Vale per questa vasta raccolta di scritti di Silvio Perrella (Addii, fischi nel buio, cenni, Edizioni Neri Pozza, pp. 383), con saggi che vanno dal 1986 al 2015, introdotta da un epigrafe di Bartolo Cattafi e da un’ampia avvertenza, intinta di malinconia. La raccolta ha un sottotitolo: La generazione dei nostri antenati, dove antenati sono i padri, scomparsi solo da qualche decennio e qualcuno ancora presente e operante. Né si tratta solo di padri, che vi sono madri come Lalla Romano, Natalia Ginzburg, Annamaria Ortese, Elsa Morante. Padri e madri appartengono alle generazioni dei primi decenni del Novecento, sono autori e autrici di prose e di poesie memorabili, hanno posti sicuri nella nostre storie della letteratura. E proprio della letteratura, dei suoi fasti e delle sue risonanze, diffidano gli scrittori chiamati in questi saggi da Perrella. Perché anzitutto la vita, nel suo farsi e disfarsi, li occupa e li attrae, li ammala e li esalta; e gli si consegna come un enorme mucchio di tessere disperse per un mosaico da ricomporre. Tutti, con strutture anche azzardate, con scritture che per velocità e compattezza sono prossime, se non dentro, alla lingua della poesia, tracciano percorsi diversi da chi li ha preceduti e nutriti, alla ricerca di una nuova misura dell’essere e di una più certa salute dello stare. Sono scrittori di un’inquietudine ininterrottamente interrogata e indagata fra sofferenza e ironia.

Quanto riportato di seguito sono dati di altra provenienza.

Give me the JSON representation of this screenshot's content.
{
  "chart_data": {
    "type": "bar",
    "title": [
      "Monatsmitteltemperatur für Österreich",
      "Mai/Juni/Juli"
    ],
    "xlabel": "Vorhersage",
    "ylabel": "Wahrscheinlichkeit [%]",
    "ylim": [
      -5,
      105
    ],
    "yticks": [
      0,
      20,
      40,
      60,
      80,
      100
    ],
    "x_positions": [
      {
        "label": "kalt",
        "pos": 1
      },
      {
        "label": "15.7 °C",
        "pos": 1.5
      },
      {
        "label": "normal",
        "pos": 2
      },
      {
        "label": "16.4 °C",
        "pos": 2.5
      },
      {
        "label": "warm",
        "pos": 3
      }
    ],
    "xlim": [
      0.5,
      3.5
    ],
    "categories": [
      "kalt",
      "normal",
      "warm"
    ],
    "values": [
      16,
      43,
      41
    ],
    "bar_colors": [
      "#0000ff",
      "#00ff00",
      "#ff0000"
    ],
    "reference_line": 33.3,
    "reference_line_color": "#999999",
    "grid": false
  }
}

Proseguendo nella lettura, non solo accade di tornare, stupiti e partecipi, a libri già letti e amati, ma di sentire vivo il bisogno di rileggerli con il più e il tanto che Perrella ci consegna. Da Bilenchi a D’Arzo, da Samonà a Fenoglio, da Chiaromonte a Fortini, da Prisco a Rea. E le acuzie di Garboli, le pagine nascoste di Loria, fino a Parise, a Calvino, a La Capria, gli ultimi tre fra i più presenti e indagati, questi “antenati” si presentano come testimoni vivi e pressanti di una modernità di cui siamo ancora gli sconcertati inquilini.

Le tessiture tenere e spietate di Parise nei Sillabari, le geografie fantastiche ed esatte di Calvino ne Le città invisibili, l’estraneità sofferente della Ortese nel Porto di Toledo, i bagliori di un’impossibile armonia di cui La Capria va ancora cogliendo i riflessi, e i luoghi delle narrazioni, le ragioni che le hanno generate, le spinte segrete che le hanno rese necessarie e durevoli: sono materia di un’indagine densa e acuminata e questa indagine è frutto anzitutto di un amore forte e saldo per la scrittura. Di più, come nelle intenzioni del suo autore, questo libro invita a ripercorrere e a comprendere un mondo che «senza la conoscenza dei suoi scrittori, rischiamo si trasformi in una pagina bianca deserta di segni significativi, una pagina illeggibile e triste».